Domini has a long history of analyzing and addressing companies doing business in regions with high risks of human rights abuses (see our work on South Sudan and the Rohingya Crisis in Burma), which we bring to bear on the current situation. Earlier this year, as a member of the Investor Alliance for Human Rights, we helped publish "Human Rights Risks in Xinjiang Uyghur Autonomous Region - Practical Guidance for Investors", a 32-page report to help investors assess potential risks and engaging companies and other stakeholders. The report recommends investors fulfill the UN Guiding Principles (UNGPs) by conducting enhanced human rights due diligence, assess and engage relevant companies and collaborate with other investors and stakeholders to build leverage.
Domini has been doing just that. Our research process allows us to scrutinize high-risk sectors and regions and take action. For example, we excluded a company from investment because another company, which controlled over 30% of the first company, was determined to have unacceptable exposure to labor issues in the XUAR, among other issues. We have also been actively engaging companies to address these risks and their potential connection to forced Uyghur labor. Earlier this year we contacted several apparel companies about their sourcing policies and practices including how they would address the allegations in the report.

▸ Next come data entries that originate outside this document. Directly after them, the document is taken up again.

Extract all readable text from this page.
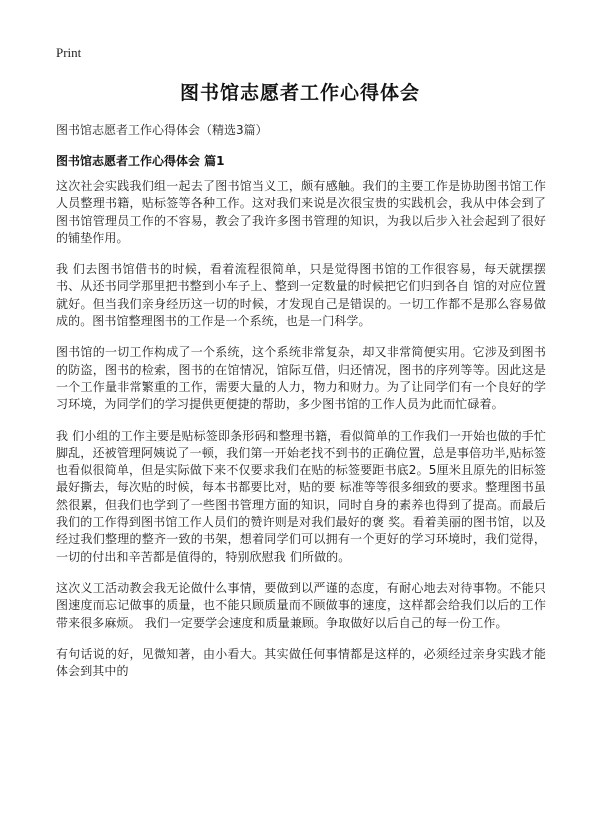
Print
图书馆志愿者工作心得体会
图书馆志愿者工作心得体会（精选3篇）
图书馆志愿者工作心得体会 篇1

这次社会实践我们组一起去了图书馆当义工，颇有感触。我们的主要工作是协助图书馆工作人员整理书籍，贴标签等各种工作。这对我们来说是次很宝贵的实践机会，我从中体会到了图书馆管理员工作的不容易，教会了我许多图书管理的知识，为我以后步入社会起到了很好的铺垫作用。

我 们去图书馆借书的时候，看着流程很简单，只是觉得图书馆的工作很容易，每天就摆摆书、从还书同学那里把书整到小车子上、整到一定数量的时候把它们归到各自 馆的对应位置就好。但当我们亲身经历这一切的时候，才发现自己是错误的。一切工作都不是那么容易做成的。图书馆整理图书的工作是一个系统，也是一门科学。

图书馆的一切工作构成了一个系统，这个系统非常复杂，却又非常简便实用。它涉及到图书的防盗，图书的检索，图书的在馆情况，馆际互借，归还情况，图书的序列等等。因此这是一个工作量非常繁重的工作，需要大量的人力，物力和财力。为了让同学们有一个良好的学习环境，为同学们的学习提供更便捷的帮助，多少图书馆的工作人员为此而忙碌着。

我 们小组的工作主要是贴标签即条形码和整理书籍，看似简单的工作我们一开始也做的手忙脚乱，还被管理阿姨说了一顿，我们第一开始老找不到书的正确位置，总是事倍功半,贴标签也看似很简单，但是实际做下来不仅要求我们在贴的标签要距书底2。5厘米且原先的旧标签最好撕去，每次贴的时候，每本书都要比对，贴的要 标准等等很多细致的要求。整理图书虽然很累，但我们也学到了一些图书管理方面的知识，同时自身的素养也得到了提高。而最后我们的工作得到图书馆工作人员们的赞许则是对我们最好的褒 奖。看着美丽的图书馆，以及经过我们整理的整齐一致的书架，想着同学们可以拥有一个更好的学习环境时，我们觉得，一切的付出和辛苦都是值得的，特别欣慰我 们所做的。

这次义工活动教会我无论做什么事情，要做到以严谨的态度，有耐心地去对待事物。不能只图速度而忘记做事的质量，也不能只顾质量而不顾做事的速度，这样都会给我们以后的工作带来很多麻烦。 我们一定要学会速度和质量兼顾。争取做好以后自己的每一份工作。

有句话说的好，见微知著，由小看大。其实做任何事情都是这样的，必须经过亲身实践才能体会到其中的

We will continue to push companies to uphold the UNGPs and address the interment of Uyghurs directly.
The XUAR is a harsh example of how the interconnectedness of global markets can tie each of us to human rights crises around the world. However, this connectivity can be a force for good. As responsible investors we can advocate for people’s rights in every corner of the world. At Domini we will leverage our years of experience supporting human rights in high risk regions to continue this fight.